Surely, he wasn't in it for the money. According to Fields, he made $700 a month his last year in the International League, plus $33 a day expenses. By counting the pennies, he might – just might, mind you – put $1,000 in the bank at the end of the season.


"What I really don't understand is, I spent 11 years in the minor leagues," he said. "That's 11 years of your life, and these guys wanted you to say no (to the chance to work in the big leagues). When I was in the minor leagues, I had nothing. I had no pension. I had no insurance. Eleven years of my life wasted. If I said no, that's what it would have been – 11 years of my life just shot. You know you'll never get a chance again.

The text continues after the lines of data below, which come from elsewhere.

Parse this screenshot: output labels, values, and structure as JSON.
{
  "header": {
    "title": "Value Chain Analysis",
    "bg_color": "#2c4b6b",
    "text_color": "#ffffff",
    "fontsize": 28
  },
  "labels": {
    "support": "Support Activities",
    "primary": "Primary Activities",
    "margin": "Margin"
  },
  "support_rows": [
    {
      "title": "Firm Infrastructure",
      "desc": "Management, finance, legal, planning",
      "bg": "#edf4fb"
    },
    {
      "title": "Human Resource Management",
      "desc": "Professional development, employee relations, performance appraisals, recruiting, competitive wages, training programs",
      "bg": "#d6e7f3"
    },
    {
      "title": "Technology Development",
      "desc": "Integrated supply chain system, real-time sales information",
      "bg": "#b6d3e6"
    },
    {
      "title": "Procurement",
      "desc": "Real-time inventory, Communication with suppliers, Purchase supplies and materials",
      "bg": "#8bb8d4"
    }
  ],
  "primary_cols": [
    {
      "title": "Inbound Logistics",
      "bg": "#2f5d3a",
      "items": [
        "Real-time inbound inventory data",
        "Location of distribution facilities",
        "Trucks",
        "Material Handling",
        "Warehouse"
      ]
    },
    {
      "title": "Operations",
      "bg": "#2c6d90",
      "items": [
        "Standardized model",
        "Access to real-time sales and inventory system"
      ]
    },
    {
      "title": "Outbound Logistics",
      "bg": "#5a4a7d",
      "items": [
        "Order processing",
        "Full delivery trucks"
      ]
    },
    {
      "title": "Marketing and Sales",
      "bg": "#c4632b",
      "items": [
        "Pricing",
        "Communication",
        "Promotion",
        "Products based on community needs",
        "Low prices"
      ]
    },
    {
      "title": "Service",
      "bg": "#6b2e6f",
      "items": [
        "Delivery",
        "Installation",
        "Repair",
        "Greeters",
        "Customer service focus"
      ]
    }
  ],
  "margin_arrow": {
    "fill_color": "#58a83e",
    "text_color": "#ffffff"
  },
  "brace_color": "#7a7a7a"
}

"I've worked with guys in the minor leagues who've been around so long that after a while they get so they don't give a damn. They walk out on the field in the International League, and they don't care if they get the play right or wrong. That's probably what would've happened to me (if he had stayed in the minors a few more years)."


Instead, he got a phone call last spring from Blake Cullen of the National League office. "He says, 'Steve, we need eight umpires – four in the National League, four in the American League. We've chosen you for the National League. We want to know if you accept.' I say, 'How long do l have to think about it?' He says, 'We have to find bodies fast.'"


Fields called his father and asked for advice. "Steve," his dad told him, "you get the opportunity, you better take it because you'll probably never get another one."


And he took it. Counting expenses, he wound up making $9,000 in his final year in Triple A. "Here," he said, "we get $73 per diem and this year we went up to $22,000 (in salary). That comes out pretty close to $40,000. That's $31,000 difference. What was I supposed to do, live like a bum the rest of my life?


"In the minor leagues, nobody knows who you are. You get to the big leagues, everybody's your friend."


Except the guys you work with.


Fields smiled. He preferred to think of his friends, not his enemies.


"Back at home, people are unbelievable," he said. "They want you for speaking engagements. Guys call you, want to take you to the country club – guys I haven't seen in years. They were just 'hello buddies' to me.


"You know, ain't one of those 52 guys (the veteran umpires) wouldn't have done what I did. if they'd been stuck in the minor leagues 10, 11, 12 years, ain't no way that you could tell me that when the chance came, they would've said, 'Hey, I ain't doing it.'"


But it was Fields who had to make the quick decision. It was Fields who said yes. It was Fields who had to spend more than a month working major league games with amateur umpires. And now it is Fields, and the seven others, who have to travel by themselves, stay in hotels by themselves, eat by themselves.


Still, it's the big leagues – such as they are for an umpire who decided to take advantage of his one, big break.